La crise forestière et le nouveau régime forestier : revoir nos façons de faire
Ceux et celles qui croient que la crise forestière est terminée n’ont pas tout à fait raison; du moins, c’est ce que pense Roger Tremblay. « Ça va mieux dans le secteur forestier qu’il y a quelques années, mais la crise n’est pas terminée, entre autres parce que le prix du bois de sciage est beaucoup trop bas; combiné à un prix du carburant qui ne cesse d’augmenter, ça coûte très cher d’aller récolter de la matière ligneuse; durant la crise, on s’est serré la ceinture et au cours des prochaines années, on devra continuer de se prendre en mains et revoir nos façons de faire » mentionne Monsieur Tremblay.
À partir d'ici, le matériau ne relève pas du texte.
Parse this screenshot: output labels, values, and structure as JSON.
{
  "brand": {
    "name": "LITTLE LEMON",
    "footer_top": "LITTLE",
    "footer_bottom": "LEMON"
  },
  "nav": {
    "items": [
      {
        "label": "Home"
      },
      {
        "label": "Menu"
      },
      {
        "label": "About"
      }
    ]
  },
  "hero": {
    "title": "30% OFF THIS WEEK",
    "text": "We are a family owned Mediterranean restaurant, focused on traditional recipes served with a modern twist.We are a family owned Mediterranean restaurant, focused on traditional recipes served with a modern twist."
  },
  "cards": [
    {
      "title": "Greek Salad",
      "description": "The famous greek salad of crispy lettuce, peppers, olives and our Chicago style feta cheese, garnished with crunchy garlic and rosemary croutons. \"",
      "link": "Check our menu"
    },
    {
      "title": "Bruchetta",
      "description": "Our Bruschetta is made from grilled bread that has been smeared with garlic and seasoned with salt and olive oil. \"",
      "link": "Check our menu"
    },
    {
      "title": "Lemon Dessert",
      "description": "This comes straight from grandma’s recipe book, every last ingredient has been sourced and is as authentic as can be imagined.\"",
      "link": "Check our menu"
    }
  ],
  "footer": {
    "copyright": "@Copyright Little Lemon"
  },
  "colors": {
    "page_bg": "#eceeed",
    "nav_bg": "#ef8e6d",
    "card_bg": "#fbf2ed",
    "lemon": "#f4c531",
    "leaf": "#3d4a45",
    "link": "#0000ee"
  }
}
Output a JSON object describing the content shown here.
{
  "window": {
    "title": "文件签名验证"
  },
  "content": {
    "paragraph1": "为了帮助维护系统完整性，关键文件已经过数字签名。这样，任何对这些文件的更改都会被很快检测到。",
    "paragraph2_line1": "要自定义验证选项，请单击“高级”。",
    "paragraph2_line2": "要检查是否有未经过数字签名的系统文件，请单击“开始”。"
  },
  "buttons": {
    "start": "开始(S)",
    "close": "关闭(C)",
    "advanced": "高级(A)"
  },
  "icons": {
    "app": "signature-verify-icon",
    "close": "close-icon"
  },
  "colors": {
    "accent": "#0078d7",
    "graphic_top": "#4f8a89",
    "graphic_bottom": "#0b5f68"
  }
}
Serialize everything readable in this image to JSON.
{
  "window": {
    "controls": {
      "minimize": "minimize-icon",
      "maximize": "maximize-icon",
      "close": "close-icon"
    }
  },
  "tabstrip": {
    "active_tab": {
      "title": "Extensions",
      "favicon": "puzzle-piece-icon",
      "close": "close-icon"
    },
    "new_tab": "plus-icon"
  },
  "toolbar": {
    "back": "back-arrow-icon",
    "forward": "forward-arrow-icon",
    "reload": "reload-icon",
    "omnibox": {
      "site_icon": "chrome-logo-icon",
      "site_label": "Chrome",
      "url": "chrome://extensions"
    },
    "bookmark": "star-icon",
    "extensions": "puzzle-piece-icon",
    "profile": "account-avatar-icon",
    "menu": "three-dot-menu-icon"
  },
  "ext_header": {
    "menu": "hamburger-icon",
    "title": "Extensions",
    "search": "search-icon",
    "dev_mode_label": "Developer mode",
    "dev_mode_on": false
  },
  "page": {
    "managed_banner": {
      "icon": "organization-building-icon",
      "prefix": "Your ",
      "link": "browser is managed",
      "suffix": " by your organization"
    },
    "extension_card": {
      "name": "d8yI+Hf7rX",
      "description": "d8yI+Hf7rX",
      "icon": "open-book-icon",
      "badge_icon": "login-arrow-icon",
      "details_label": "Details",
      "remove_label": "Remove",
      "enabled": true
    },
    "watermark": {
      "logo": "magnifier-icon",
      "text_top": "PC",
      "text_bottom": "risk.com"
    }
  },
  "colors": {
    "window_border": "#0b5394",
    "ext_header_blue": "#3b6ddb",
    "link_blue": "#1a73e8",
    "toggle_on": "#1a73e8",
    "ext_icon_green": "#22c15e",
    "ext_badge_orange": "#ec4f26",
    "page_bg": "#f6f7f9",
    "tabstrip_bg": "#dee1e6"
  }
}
Quant au nouveau régime forestier instauré en avril dernier, Réjean Paré considère qu’il y a du bon et du moins bon. « Pour l’industrie, ce régime forestier apportera certainement des aspects positifs puisque nos régions sont exceptionnelles en terme de potentiel forestier; nous avons de la matière ligneuse en qualité;  toutefois, il y a une surenchère des lots forestiers qui sont vendus sur le marché et ce sera difficile de vendre notre bois dans les conditions actuelles », mentionne Monsieur Paré. Et les volumes de bois qui ont été soustraits de la possibilité forestière font mal à l’industrie puisqu’actuellement, il y a trop d’usines par rapport au volume de bois disponible. Monsieur Paré résume bien, dans ses mots, cette situation : « Il faut garder le nombre de boulangeries selon la farine qu’on a de disponible », conclut le président et chef des opérations de Rémabec.